Well, I just started making the dua: O Lord!! Please make this sea of people part for me, as you made the sea part for Moses!!
Well, subhanAllah...I noticed the ppl separating, easily giving me way to enter into between them. BUt they closed up quickly as I entered, and my husband...who was clinging onto my arm...could not enter!!!
I made my dua for myself to enter...did not think to ask Allah to allow my husband to enter in with me!!! My husband can throw good, he doesn't need help with that. And I was not afraid of the ppl at this point. I was just concerned of getting close enough to throw my stones!!

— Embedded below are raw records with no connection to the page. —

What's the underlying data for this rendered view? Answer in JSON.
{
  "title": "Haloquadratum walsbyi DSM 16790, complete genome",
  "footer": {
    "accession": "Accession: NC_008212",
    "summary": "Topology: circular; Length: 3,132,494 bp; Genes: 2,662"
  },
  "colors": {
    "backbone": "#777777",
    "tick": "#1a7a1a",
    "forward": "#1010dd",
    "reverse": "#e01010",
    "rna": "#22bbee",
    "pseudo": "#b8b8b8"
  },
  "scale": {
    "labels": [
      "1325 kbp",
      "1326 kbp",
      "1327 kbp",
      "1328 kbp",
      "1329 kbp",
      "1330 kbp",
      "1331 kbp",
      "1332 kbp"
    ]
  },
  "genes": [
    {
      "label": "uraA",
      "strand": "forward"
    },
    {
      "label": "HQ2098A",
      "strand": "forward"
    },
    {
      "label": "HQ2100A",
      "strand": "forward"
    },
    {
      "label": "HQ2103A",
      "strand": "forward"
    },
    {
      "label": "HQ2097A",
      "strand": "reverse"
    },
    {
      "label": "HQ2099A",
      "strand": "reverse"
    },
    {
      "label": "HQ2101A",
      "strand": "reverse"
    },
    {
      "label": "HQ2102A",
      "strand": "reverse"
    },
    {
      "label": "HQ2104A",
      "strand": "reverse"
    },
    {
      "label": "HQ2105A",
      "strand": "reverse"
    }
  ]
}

And my husband was yelling from behind me...pleading with me not to go in, but to return to him. I just held up my hand in answer to him...trying to reassure him I'd be fine. I knew I was fine, I was in the Hands of Allah, as I asked Him to open up the sea of ppl so that I could enter...I knew He would protect me. And...if I were to die...then what better situation than to die as a hajji??!!!
Anyways, as I finished throwing my stones, the crowd again miraculously opened for me to exit and rejoin my husband and the rest of our group.
Oh...my husband was so angry at me for doing that...separating from him. But I told him I was safe...Allah had opened the ppl for me, and Allah was guiding me and protecting me.
My husband just rolled his eyes at me. And cautioned me to not do it again. (we still had two more stations to get to to complete the ritual).
Next station, I saw the crowds again...my husband started throwing from far away...and I again refused. Cannot throw right from that far distance.
And I made my dua again, repeating the glory of Allah much, and the crowd opened up for me...only...again. And so I went in...each time I was able to get right up to the cement block at the rim...and I just simply dropped my pebbles into the abiss, saying the name of Allah each time, as required.
And as I finished, the crowd again opened for me to exit without harm.
And the same thing happened the third time.
After we were finished and we continued on our way out of Mina ... it was almost sunset and so we need to get out of the official vacinity of Mina if we wished to not remain the night...my husband scolded me...and I explained to him in detail what I called upon Allah and how I did it and why. Then he became quiet and accepting of what happened...for he also realized it was indeed a miracle from Allah that I was able to get in so close in such crowds. No one does that without pushing and shoving and without hurting themselves and others. But I didn't touch anyone as I went in and out...the ppl just opened for me. And I was not hurt in any way.
Yes...miracles do happen.
Just pray to Allah for what you need, and you will witness the miracle to appear in front of you!!!